Dévoilé jeudi, l'acte d'inculpation du parquet fédéral de Manhattan mentionne notamment des faits de fraude électronique, sollicitation illégale de contribution de campagne électorale auprès d'une personne étrangère et l'acceptation de pots-de-vin de la part d'un officiel turc.
En échange, Eric Adams, devenu maire en 2021, aurait usé de son influence auprès des pompiers de New York pour accélérer l'ouverture d'un gratte-ciel abritant la mission de la Turquie auprès des Nations unies et son consulat général, peut-on lire dans le document judiciaire.
«Il a caché au public qu'il était arrosé en secret de cadeaux» et a maintenu «le public dans l'ignorance année après année», a accusé le procureur fédéral de Manhattan, Damian Williams, lors d'un point presse.
«Ce qui est allégué dans l'acte d'accusation, l'argent étranger, l'argent de sociétés, les années de dissimulation - montre qu'il (Eric Adams) a gravement rompu le lien de confiance avec le public», a ajouté le procureur, alors que les appels à la démission du maire se sont multipliés chez les élus démocrates new-yorkais.
L'acte de 57 pages détaille des soupçons de contributions illégales de la part de donateurs étrangers et des cadeaux sous forme de luxueux voyages en avion sur les lignes d'une compagnie turque, ainsi que des séjours dans des hôtels huppés, toujours en Turquie.
Autant de faveurs que l'ancien maire de l'arrondissement de Brooklyn, qui préparait sa campagne pour devenir maire de New York, aurait dû déclarer en tant qu'élu. Eric Adams a répondu qu'il était «impatient» de se défendre, lors d'un point presse devant sa résidence, perquisitionnée tôt jeudi matin, excluant implicitement de démissionner.
Coup de tonnerre
Mais cette inculpation sonne comme un coup de tonnerre et fragilise encore plus le maire de la plus grande ville des États-Unis (8,5 millions d'habitants), un ancien capitaine de police de New York afro-américain élu en 2021 sur des promesses de sécurité, qui a vu son taux de popularité chuter durant son mandat, tandis que les affaires visant l'Hôtel de ville se sont multipliées.

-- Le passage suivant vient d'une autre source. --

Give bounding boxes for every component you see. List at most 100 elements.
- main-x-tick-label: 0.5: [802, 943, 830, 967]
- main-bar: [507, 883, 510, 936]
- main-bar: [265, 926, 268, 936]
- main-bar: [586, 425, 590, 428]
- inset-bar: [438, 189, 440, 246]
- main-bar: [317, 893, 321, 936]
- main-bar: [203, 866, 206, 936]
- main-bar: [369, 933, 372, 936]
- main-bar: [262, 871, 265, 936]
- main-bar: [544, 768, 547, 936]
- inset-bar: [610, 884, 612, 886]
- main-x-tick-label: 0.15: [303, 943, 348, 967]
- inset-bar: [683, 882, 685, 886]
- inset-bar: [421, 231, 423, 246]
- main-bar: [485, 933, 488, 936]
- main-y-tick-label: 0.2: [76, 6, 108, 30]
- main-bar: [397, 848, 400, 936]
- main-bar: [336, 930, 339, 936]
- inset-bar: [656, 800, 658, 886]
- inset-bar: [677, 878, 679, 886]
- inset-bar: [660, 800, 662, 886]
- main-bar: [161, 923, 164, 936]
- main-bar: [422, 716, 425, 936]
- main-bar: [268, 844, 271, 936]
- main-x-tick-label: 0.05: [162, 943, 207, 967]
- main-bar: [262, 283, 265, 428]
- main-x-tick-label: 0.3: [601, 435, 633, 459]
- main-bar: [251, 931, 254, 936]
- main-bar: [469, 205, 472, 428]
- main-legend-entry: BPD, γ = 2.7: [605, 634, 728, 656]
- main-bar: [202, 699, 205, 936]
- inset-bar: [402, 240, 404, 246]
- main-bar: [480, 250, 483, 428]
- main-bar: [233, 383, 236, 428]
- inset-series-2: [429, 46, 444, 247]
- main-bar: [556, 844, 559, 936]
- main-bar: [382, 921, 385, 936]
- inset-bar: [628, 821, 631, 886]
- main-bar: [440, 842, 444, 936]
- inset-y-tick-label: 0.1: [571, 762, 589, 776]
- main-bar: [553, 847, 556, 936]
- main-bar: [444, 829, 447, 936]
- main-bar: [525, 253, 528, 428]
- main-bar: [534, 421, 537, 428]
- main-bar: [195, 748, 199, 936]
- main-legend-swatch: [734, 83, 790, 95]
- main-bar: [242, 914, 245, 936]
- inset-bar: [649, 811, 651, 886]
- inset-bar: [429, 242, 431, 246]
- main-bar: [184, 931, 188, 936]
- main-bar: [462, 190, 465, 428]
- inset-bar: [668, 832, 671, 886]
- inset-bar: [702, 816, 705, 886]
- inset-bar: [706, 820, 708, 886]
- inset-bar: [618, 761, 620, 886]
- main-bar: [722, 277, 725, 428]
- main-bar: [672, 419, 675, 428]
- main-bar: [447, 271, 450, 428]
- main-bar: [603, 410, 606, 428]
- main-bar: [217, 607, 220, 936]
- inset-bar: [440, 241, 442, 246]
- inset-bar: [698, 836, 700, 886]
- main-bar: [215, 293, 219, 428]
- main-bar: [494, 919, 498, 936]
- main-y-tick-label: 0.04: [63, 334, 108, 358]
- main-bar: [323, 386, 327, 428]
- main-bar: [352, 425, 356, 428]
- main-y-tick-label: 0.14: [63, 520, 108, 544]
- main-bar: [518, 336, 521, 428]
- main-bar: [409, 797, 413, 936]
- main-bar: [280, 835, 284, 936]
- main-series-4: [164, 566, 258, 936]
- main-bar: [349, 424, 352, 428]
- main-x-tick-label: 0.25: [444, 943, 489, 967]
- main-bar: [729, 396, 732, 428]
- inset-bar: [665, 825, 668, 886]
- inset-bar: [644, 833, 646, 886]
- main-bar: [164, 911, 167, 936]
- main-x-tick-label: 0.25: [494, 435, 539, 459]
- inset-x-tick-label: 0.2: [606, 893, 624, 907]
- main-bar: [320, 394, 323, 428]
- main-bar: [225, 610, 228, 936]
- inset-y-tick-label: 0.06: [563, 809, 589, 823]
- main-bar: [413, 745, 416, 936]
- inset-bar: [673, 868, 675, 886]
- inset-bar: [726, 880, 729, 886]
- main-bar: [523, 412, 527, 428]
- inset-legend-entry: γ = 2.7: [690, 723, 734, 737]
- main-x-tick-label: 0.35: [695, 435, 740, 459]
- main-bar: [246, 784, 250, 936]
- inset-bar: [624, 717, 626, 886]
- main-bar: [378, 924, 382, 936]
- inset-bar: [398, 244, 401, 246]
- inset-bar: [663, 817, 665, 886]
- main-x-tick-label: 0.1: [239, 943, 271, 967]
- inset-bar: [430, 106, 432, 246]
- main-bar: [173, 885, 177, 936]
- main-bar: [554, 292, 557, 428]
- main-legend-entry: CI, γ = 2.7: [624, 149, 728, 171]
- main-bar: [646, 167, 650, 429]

«J'ai voté pour lui parce que c'était un ancien policier, je pensais que la ville en avait besoin. Et je trouvais qu'avoir un maire noir était très positif après le mouvement 'Black Lives Matter'. Mais c'est une déception. Il doit démissionner», a déclaré à l'AFP un électeur New-yorkais, Bartholomew Bland, en traversant la gare grouillante de monde de Grand Central, à Manhattan.
Son inculpation risque aussi d'embarrasser le camp démocrate, à quarante jours de l'élection présidentielle entre Kamala Harris et le républicain Donald Trump, au coude-à-coude dans les sondages.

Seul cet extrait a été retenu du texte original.